Friday, November 21, 2008

TIPS Strips, Redux - Seeking Alpha

SeekingAlpha has an interesting "interview" with a Barclay's expert (Mike Pond) on Treasury Inflation Protected securities. It covers many topics (from deflation to why TIPS Strips never caught on. Two things for class perspective that my students should definitely be aware of is the relationship between reinvestment rate risk and duration and the impact of liquidity on returns (and why if you are a long term investor, you may want to hold an illiquid security).

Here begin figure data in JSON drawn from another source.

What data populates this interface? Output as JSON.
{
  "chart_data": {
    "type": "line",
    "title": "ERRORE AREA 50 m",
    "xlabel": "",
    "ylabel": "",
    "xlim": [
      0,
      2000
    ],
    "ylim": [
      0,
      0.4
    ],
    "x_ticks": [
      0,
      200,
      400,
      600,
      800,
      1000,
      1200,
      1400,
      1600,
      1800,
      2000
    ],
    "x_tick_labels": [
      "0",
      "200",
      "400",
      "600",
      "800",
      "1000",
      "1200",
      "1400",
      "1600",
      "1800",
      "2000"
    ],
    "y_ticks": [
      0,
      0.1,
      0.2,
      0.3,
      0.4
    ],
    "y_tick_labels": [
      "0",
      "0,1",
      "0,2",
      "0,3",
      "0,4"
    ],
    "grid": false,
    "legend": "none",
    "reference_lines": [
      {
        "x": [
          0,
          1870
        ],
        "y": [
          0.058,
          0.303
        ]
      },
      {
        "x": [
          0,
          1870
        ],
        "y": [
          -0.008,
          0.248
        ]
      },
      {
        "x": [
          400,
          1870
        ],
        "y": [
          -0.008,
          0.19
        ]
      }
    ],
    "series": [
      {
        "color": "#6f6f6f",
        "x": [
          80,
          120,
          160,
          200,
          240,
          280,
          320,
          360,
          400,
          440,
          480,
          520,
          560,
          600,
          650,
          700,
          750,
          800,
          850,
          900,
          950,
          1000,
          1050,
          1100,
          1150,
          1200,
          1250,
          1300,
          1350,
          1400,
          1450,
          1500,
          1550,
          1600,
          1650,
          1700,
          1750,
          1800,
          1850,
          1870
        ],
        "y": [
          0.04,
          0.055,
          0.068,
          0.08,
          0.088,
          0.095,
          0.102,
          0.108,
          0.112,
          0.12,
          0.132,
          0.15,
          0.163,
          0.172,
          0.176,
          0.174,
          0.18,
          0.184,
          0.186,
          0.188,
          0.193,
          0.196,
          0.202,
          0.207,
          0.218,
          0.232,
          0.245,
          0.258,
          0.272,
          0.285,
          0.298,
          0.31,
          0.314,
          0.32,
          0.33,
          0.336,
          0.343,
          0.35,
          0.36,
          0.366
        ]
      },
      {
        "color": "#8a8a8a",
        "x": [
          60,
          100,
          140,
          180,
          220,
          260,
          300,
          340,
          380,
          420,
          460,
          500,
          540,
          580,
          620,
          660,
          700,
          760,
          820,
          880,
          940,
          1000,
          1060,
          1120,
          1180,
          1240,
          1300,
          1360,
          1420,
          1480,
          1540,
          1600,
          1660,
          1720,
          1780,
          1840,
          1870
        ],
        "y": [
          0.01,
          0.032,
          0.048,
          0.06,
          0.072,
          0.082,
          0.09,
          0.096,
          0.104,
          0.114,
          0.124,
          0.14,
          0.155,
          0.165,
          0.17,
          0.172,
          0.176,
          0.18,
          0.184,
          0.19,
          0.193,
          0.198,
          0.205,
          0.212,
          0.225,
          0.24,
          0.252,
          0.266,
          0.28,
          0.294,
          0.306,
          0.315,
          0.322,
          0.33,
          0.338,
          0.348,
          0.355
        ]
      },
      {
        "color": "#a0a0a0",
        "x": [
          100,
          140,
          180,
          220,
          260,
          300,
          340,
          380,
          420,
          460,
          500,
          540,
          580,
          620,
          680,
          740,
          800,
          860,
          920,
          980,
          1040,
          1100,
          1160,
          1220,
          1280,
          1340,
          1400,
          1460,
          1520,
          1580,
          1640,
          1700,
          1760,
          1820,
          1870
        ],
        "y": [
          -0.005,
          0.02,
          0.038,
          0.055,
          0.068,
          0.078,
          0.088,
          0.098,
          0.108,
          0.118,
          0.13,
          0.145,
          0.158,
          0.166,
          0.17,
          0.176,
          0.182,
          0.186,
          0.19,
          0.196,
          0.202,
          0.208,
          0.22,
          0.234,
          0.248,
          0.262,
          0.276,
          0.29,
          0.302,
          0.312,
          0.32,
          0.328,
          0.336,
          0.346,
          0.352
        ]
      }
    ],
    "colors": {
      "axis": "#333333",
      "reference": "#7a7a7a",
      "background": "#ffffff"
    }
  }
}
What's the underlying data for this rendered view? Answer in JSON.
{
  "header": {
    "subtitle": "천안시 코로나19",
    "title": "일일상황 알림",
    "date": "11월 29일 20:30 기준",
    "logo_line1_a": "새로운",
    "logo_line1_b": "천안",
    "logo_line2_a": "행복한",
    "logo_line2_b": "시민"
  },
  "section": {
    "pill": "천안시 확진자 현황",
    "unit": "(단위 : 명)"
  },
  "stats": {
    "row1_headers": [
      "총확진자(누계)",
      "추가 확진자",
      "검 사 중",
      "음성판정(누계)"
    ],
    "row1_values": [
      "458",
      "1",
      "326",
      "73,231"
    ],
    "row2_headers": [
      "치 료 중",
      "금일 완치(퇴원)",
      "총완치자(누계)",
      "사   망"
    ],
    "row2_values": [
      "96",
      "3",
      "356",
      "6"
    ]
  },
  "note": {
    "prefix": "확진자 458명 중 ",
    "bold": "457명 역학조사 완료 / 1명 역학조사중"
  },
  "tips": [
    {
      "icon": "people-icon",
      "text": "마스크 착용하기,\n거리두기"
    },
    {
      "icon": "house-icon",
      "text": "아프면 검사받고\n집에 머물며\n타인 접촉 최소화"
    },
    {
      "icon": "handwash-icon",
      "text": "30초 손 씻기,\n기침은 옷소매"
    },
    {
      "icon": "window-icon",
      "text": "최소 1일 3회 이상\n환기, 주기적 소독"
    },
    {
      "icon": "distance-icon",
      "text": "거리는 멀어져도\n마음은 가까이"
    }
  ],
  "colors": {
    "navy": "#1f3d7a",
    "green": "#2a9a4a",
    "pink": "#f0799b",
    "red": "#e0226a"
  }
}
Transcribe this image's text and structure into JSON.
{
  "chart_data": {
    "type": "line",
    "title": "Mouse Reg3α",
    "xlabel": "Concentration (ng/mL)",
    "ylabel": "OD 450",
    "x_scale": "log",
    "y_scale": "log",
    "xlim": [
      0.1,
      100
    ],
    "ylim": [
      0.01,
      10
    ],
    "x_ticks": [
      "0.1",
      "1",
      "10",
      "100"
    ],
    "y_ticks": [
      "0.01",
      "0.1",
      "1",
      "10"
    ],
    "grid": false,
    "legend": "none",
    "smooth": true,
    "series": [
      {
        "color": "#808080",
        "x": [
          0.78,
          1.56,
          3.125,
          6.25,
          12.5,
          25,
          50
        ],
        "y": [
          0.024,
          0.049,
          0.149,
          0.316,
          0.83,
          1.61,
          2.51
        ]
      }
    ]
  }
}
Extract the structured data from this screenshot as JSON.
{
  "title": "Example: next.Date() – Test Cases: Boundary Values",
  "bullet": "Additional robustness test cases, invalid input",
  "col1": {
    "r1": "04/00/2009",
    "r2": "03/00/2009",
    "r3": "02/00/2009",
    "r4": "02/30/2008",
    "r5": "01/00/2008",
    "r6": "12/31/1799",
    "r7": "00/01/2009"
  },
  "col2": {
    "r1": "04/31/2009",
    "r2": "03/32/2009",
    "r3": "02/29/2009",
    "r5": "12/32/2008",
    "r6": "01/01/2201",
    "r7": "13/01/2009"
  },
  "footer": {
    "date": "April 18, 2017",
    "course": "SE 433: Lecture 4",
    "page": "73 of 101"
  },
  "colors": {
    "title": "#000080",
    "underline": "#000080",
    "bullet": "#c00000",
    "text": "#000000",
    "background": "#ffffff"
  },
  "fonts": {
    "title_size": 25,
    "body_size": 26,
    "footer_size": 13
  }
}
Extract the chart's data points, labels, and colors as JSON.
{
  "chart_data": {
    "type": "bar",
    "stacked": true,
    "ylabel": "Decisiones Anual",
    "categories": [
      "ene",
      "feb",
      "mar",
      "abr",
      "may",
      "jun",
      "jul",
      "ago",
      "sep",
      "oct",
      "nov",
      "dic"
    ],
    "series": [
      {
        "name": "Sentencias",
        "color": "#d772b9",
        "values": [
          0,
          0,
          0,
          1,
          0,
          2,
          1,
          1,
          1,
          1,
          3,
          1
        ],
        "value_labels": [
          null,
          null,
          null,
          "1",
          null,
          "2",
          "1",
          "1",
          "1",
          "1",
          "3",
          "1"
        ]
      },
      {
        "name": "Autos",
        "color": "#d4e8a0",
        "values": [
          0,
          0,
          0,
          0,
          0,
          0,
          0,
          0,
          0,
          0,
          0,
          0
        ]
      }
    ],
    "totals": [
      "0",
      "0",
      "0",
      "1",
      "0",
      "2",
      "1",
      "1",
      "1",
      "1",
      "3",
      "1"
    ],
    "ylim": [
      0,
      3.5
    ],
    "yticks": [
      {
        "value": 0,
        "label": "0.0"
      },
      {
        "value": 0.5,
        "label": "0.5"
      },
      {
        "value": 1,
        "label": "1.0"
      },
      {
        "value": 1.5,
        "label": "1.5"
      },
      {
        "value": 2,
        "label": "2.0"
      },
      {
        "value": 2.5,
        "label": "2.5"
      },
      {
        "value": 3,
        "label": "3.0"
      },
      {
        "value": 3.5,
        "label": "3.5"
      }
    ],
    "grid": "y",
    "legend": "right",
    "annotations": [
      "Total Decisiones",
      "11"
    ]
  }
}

TIPS Strips, Redux - Seeking Alpha:
"TIPS are what Pond calls 'very backended': Their coupon is low, relative to the principal amount, and it's the big final principal payment which provides a large chunk of their total yield. So the reinvestment risk on TIPS is already lower than it is on most bonds....[currently] real yields on TIPS are ridiculously high. You'd be better off buying TIPS all the way out to 8 or 9 years than you would be buying Treasury bonds, just so long as inflation is greater than zero. And the higher that inflation gets, of course, the better off you'll be in TIPS.

Do investors really believe that the US will see deflation over most of the coming decade? Probably not: .... TIPS are much less liquid than Treasuries, and therefore trade at a significantly higher yield, despite the fact that their credit risk is identical."